Insight Turkey Volume 18 No. 4, 2016

CNN International published a report entitled, “Turkey Coup Attempt: Reaction on the Streets of Istanbul” on July 18, 2016, shortly after the coup attempt in Turkey. It conveyed comments from an American who caught images from the Turkish street and stated, “Despite the older woman up front, there were no women marching with the men.” Based on this comment, the report further claimed that “the older woman was the only female in the group that was headed down ─░stiklal Caddesi (Independence Street) toward Taksim Square,” in Istanbul. Similarly, a number of accounts in the social media shared comments propagating the lack of women in protests against the coup makers while the coup was unfolding. Despite much evidence to the contrary, the reported “lack of women” has been used as the evidence for the alleged patriarchal character of the anti-coup mobilization against the secular state establishments of Turkey, such as the military. In parallel, Western media and social media accounts disseminated photos of violent male-dominated protests.
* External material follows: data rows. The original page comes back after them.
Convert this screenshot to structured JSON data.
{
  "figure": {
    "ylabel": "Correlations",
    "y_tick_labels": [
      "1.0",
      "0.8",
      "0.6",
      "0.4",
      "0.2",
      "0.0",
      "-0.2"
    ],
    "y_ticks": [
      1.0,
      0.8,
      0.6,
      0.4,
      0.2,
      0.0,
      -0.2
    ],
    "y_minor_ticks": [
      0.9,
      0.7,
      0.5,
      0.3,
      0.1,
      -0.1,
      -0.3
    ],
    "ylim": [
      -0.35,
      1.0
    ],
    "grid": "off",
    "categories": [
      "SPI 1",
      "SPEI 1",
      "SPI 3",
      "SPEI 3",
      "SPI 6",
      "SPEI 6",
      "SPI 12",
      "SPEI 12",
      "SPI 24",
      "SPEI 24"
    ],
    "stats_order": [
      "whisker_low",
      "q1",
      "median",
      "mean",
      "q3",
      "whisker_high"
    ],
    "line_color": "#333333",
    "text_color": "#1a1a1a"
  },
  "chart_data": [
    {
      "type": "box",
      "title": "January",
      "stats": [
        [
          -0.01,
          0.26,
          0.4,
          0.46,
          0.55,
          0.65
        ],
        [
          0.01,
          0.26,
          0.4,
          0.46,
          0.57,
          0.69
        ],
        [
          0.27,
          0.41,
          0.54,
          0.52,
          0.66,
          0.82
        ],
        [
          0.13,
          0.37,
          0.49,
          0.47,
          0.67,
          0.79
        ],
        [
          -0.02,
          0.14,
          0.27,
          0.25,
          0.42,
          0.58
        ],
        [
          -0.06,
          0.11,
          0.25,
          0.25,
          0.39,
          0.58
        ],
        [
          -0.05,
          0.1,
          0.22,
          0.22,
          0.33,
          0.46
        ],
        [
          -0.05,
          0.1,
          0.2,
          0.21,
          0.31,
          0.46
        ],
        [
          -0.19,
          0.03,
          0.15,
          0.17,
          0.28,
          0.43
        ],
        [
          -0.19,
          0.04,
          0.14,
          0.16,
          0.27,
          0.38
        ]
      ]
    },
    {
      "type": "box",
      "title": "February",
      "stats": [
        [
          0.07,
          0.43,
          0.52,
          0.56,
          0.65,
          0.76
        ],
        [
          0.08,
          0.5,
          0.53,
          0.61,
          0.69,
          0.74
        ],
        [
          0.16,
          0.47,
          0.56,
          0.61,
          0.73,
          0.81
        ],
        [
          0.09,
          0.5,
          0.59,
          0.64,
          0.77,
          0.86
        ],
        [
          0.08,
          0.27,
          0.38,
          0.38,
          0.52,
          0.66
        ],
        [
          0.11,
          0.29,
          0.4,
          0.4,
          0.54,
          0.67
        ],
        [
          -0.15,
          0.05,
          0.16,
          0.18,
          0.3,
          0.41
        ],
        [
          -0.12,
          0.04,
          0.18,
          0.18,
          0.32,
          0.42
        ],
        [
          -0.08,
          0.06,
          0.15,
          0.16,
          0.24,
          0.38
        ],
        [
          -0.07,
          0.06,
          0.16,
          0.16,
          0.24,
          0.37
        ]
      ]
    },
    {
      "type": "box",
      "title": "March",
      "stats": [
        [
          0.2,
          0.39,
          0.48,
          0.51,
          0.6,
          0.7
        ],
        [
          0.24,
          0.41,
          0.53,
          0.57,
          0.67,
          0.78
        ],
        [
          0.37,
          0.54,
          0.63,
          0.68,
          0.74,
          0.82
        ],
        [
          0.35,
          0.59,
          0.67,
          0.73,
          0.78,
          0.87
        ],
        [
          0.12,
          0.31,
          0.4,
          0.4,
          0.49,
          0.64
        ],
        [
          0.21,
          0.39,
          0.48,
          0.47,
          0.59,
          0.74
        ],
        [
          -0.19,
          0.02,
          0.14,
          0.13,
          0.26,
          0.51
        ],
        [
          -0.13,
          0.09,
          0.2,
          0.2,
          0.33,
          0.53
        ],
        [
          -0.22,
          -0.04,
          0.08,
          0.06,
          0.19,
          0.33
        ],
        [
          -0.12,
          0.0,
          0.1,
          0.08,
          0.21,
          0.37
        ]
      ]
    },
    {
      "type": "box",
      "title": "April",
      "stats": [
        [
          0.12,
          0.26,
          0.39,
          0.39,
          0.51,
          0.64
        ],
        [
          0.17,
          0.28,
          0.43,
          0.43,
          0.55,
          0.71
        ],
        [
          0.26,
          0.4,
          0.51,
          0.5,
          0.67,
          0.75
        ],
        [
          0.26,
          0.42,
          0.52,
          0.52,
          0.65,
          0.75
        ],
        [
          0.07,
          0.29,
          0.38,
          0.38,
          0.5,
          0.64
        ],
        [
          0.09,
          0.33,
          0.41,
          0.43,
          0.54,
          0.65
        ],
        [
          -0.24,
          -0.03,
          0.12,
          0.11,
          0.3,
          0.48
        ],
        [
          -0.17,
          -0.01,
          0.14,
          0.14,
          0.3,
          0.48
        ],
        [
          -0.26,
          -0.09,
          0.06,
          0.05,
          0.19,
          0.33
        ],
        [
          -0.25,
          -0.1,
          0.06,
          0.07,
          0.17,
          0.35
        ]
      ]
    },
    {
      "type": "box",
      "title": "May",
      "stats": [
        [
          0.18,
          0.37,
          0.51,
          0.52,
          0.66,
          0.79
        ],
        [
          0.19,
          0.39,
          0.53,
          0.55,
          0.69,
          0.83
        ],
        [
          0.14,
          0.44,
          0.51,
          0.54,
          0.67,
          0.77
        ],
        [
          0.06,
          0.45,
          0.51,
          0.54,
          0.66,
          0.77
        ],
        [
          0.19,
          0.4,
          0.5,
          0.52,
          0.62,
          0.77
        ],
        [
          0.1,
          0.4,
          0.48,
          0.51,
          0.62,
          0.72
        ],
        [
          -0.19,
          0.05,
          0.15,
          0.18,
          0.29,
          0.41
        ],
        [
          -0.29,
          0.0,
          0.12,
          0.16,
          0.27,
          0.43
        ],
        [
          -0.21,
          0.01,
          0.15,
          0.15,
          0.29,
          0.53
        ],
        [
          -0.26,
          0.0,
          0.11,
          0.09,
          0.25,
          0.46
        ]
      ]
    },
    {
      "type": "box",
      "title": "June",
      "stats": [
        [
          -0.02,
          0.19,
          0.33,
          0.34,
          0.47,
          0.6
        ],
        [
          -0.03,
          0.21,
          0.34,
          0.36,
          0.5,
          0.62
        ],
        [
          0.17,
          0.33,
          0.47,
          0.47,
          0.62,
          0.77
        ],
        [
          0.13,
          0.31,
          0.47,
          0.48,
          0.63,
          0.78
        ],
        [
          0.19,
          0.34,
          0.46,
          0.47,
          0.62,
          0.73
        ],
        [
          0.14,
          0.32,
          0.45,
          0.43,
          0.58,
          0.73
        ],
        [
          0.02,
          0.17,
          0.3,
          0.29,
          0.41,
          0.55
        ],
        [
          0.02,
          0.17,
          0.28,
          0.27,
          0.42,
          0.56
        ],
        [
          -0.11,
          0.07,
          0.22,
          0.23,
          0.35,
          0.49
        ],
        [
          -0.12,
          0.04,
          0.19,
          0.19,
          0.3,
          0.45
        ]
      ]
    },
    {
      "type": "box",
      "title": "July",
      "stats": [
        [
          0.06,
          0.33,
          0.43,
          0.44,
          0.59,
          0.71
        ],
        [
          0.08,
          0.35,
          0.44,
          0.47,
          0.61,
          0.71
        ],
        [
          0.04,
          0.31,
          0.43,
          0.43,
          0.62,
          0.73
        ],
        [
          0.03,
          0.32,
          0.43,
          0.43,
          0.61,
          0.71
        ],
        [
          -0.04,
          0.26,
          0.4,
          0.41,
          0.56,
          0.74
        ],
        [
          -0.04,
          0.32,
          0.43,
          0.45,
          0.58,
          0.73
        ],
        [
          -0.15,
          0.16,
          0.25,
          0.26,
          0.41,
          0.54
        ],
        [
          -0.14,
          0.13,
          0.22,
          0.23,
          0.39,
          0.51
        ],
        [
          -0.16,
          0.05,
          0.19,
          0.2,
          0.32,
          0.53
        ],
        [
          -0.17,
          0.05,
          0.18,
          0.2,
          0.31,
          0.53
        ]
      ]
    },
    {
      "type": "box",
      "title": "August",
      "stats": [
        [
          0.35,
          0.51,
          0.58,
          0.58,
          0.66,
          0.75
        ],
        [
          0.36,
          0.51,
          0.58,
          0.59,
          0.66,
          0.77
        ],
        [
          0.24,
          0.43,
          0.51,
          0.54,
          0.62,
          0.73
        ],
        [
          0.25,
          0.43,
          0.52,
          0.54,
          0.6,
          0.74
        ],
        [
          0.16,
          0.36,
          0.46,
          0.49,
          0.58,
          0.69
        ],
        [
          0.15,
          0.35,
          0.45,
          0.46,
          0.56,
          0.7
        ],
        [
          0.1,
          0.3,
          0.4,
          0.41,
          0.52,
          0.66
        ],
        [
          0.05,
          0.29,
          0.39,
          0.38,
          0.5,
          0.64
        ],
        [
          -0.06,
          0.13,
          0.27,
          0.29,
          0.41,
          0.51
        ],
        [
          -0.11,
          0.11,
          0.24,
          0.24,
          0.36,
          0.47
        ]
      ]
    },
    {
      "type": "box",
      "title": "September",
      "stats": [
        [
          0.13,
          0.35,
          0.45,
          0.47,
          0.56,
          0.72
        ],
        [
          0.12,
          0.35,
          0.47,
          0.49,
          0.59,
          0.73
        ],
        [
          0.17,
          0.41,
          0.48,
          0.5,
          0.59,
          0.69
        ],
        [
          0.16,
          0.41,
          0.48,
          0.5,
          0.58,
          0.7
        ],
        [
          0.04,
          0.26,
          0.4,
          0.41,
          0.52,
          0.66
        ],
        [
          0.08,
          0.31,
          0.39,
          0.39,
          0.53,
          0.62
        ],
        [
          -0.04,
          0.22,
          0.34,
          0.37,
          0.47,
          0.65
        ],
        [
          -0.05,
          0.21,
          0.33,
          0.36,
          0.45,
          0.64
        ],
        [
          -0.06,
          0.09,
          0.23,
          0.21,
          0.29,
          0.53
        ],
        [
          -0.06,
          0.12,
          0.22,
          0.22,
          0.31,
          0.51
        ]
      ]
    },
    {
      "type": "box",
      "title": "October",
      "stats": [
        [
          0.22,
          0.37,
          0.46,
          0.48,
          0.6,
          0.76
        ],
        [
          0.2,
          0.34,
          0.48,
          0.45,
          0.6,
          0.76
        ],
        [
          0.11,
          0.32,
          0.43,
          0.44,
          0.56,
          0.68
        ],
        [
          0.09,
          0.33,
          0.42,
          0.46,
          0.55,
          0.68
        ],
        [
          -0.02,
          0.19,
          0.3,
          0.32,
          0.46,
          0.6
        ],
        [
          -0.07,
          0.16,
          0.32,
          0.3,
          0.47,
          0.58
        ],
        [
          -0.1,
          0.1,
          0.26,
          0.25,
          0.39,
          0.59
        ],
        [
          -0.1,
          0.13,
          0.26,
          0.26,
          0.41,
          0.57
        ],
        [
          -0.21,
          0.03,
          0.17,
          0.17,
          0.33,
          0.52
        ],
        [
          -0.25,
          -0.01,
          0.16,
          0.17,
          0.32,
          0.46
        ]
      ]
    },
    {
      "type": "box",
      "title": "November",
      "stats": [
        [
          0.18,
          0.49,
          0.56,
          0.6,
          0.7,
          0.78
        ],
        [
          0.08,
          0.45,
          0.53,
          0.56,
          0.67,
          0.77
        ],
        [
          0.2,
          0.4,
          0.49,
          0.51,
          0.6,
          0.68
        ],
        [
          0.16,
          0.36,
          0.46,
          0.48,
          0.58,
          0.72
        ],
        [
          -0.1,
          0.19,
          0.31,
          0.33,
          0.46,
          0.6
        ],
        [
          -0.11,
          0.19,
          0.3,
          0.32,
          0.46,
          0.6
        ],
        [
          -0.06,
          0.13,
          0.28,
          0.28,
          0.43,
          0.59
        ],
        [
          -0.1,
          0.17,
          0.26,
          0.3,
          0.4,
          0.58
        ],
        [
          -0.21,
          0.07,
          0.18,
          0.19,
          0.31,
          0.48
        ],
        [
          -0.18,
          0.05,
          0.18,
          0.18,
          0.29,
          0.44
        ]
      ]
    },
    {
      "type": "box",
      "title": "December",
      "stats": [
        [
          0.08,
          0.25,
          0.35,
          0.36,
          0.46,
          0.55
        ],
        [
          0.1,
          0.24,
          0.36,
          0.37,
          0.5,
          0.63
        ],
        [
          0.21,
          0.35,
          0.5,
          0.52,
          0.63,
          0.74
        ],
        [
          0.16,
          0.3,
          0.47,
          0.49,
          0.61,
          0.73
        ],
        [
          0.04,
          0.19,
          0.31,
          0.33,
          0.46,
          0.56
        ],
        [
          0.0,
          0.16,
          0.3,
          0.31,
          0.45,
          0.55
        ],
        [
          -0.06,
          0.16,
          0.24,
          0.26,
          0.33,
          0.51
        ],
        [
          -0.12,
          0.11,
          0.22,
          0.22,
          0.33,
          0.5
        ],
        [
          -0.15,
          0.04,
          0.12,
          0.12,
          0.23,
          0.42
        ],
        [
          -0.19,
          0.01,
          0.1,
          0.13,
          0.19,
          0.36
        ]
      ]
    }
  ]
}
To cite one example, Public Radio International claimed, “Images of protesters on the streets are mostly men… the fact that mostly conservatives are holding vigils at the squares might be a factor in women’s absence.”

Despite this early representation of the anti-coup protesters, reports proving the active participation of women in anti-coup protests started to find their place, especially in the Turkish media. For example, the Daily Sabah described women as heroic when it comes to defending their nations. In an article entitled, “The Women of Turkey’s Anti-Coup Protest,” one woman is quoted as saying, “I don’t care what others wear, and they don’t care about what I wear. This is not about lifestyle or politics. We were there for our country. It was a matter of life and death for Turkey.”